Last week Britain and France basked in the limelight at a Paris conference on the future of Libya. This week the relationship between Britain and the new Libya appeared more problematic.
A Libyan rebel commander in Tripoli has claimed that UK intelligence agents betrayed him to the Qaddafi regime, knew he was being tortured, but did nothing to help him.
Abdul Hakim Belhadj is threatening to sue the British Government for 1,000,000 pounds for its alleged involvement in the accusations against him, his capture and subsequent imprisonment in 2004.
As part of his interrogation Belhadj claims he was injected with truth drugs and hung by his wrists in Tripoli while his interrogators questioned him on Osama Bin Laden's whereabouts. At one point, he says, he was questioned by a British agent during the interrogation.

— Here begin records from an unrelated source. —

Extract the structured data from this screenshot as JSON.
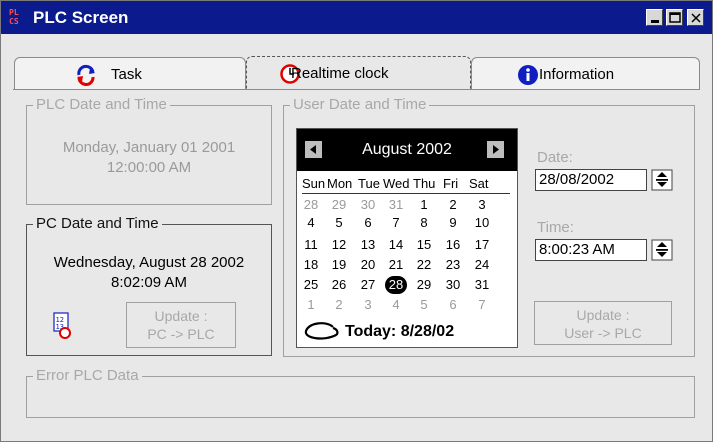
{
  "window": {
    "title": "PLC Screen",
    "app_icon_text_top": "PL",
    "app_icon_text_bottom": "CS"
  },
  "tabs": [
    {
      "label": "Task",
      "icon": "cycle-arrows-icon",
      "active": false
    },
    {
      "label": "Realtime clock",
      "icon": "clock-icon",
      "active": true
    },
    {
      "label": "Information",
      "icon": "info-icon",
      "active": false
    }
  ],
  "plc_group": {
    "title": "PLC Date and Time",
    "date_line": "Monday, January 01 2001",
    "time_line": "12:00:00 AM"
  },
  "pc_group": {
    "title": "PC Date and Time",
    "date_line": "Wednesday, August 28 2002",
    "time_line": "8:02:09 AM",
    "update_line1": "Update :",
    "update_line2": "PC -> PLC"
  },
  "user_group": {
    "title": "User Date and Time",
    "calendar": {
      "month_label": "August 2002",
      "weekdays": [
        "Sun",
        "Mon",
        "Tue",
        "Wed",
        "Thu",
        "Fri",
        "Sat"
      ],
      "weeks": [
        [
          "28",
          "29",
          "30",
          "31",
          "1",
          "2",
          "3"
        ],
        [
          "4",
          "5",
          "6",
          "7",
          "8",
          "9",
          "10"
        ],
        [
          "11",
          "12",
          "13",
          "14",
          "15",
          "16",
          "17"
        ],
        [
          "18",
          "19",
          "20",
          "21",
          "22",
          "23",
          "24"
        ],
        [
          "25",
          "26",
          "27",
          "28",
          "29",
          "30",
          "31"
        ],
        [
          "1",
          "2",
          "3",
          "4",
          "5",
          "6",
          "7"
        ]
      ],
      "selected_day": "28",
      "today_label": "Today: 8/28/02"
    },
    "date_label": "Date:",
    "date_value": "28/08/2002",
    "time_label": "Time:",
    "time_value": "8:00:23 AM",
    "update_line1": "Update :",
    "update_line2": "User -> PLC"
  },
  "error_group": {
    "title": "Error PLC Data"
  },
  "colors": {
    "titlebar": "#0b1a8c",
    "window_bg": "#e8e8e8",
    "disabled_text": "#a8a8a8",
    "selected_day_bg": "#000000",
    "clock_icon_red": "#e00000",
    "info_icon_blue": "#1020c0"
  }
}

The files appear to blow the lid off years of obfuscation and outright denials that Britain was involved in the illegal transfer of those suspected of terror to countries that engaged in torture.
Captured documents show that the British Special Air Service – SAS whose heroics helped direct NATO Airstrikes on Qaddafi's forces, were involved in training the Khamis Brigade, commanded by one of the dictator's sons who was killed in the fighting. The brigade is accused of committing atrocities in the conflict. Some members of the brigade even underwent training in Britain.

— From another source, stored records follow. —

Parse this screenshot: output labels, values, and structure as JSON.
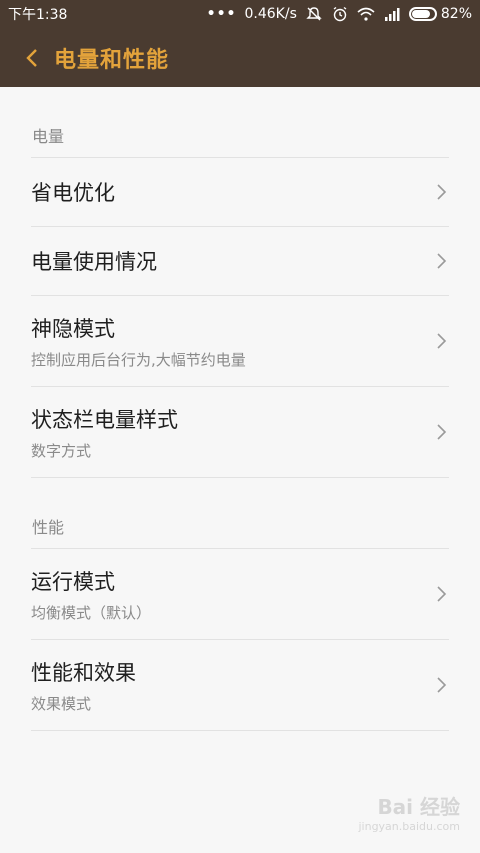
{
  "status": {
    "time": "下午1:38",
    "dots": "•••",
    "speed": "0.46K/s",
    "battery_pct": "82%",
    "battery_level": 0.82
  },
  "appbar": {
    "title": "电量和性能"
  },
  "sections": {
    "power": {
      "header": "电量",
      "items": [
        {
          "title": "省电优化",
          "sub": ""
        },
        {
          "title": "电量使用情况",
          "sub": ""
        },
        {
          "title": "神隐模式",
          "sub": "控制应用后台行为,大幅节约电量"
        },
        {
          "title": "状态栏电量样式",
          "sub": "数字方式"
        }
      ]
    },
    "perf": {
      "header": "性能",
      "items": [
        {
          "title": "运行模式",
          "sub": "均衡模式（默认）"
        },
        {
          "title": "性能和效果",
          "sub": "效果模式"
        }
      ]
    }
  },
  "watermark": {
    "logo": "Bai 经验",
    "url": "jingyan.baidu.com"
  },
  "colors": {
    "bar": "#4a3b30",
    "accent": "#e3a33b",
    "bg": "#f7f7f7"
  }
}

However the Belhadj affair cuts both ways. He was no innocent bystander and the intelligence services became interested in him after he fought with the Mujahideen in Afghanistan and was a founding member of the Libyan Islamic Fighting Group (LIFG).

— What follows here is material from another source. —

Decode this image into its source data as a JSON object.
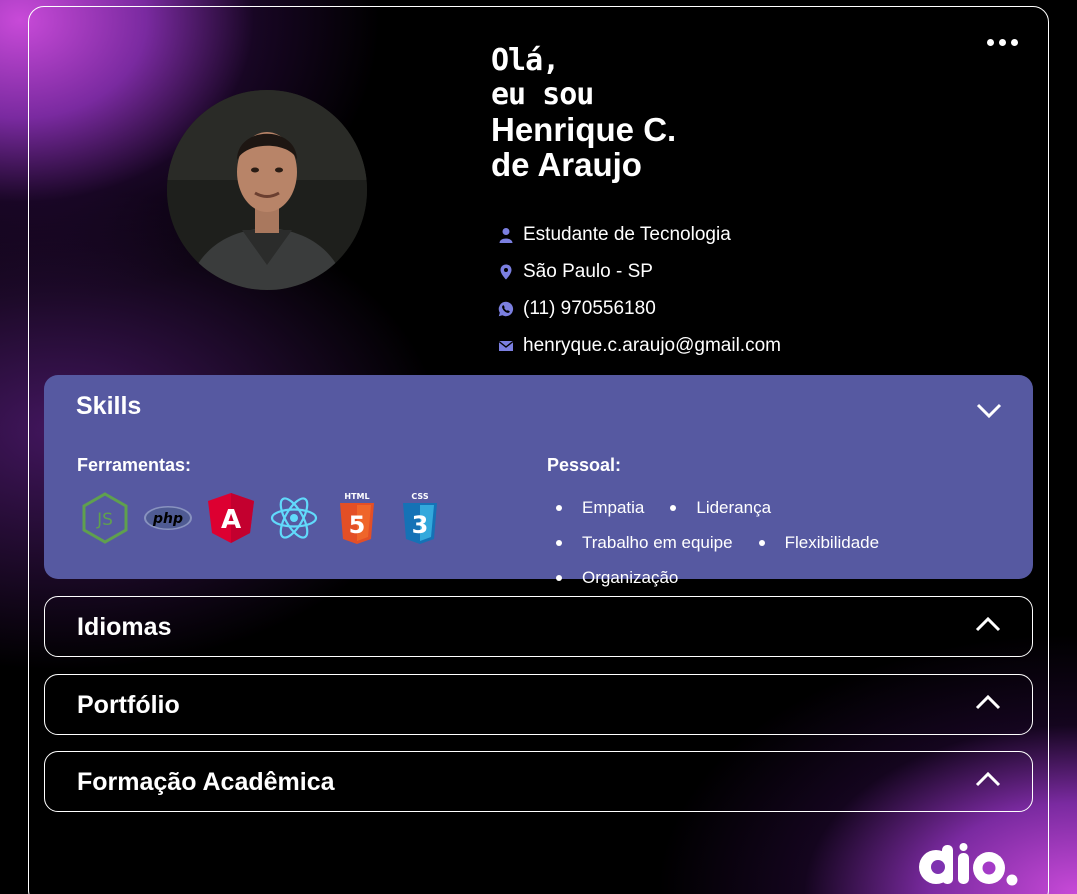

MI6 and the CIA claim that the LIFG was allied to al-Qaeda and its goal was the overthrow of Qaddafi and the establishment of an Islamist state in North Africa.
History is replete with cases of a major power training a military force only to have to fight that same force later on.
The Americans helped supply the Vietnamese communist guerrillas when they were fighting the Japanese. The Americans aided the Islamic fighters against the Russians in Afghanistan. The Russians supplied Nazi Germany with strategic raw materials for Hitler's attack on Russia.
The question is how these revelations will affect the future tenor of Britain's relations with Libya. British Prime Minister David Cameron has no problems with a full-fledged investigation of Britain's relations with Qaddafi, since, after all, they occurred under his Labour government predecessors.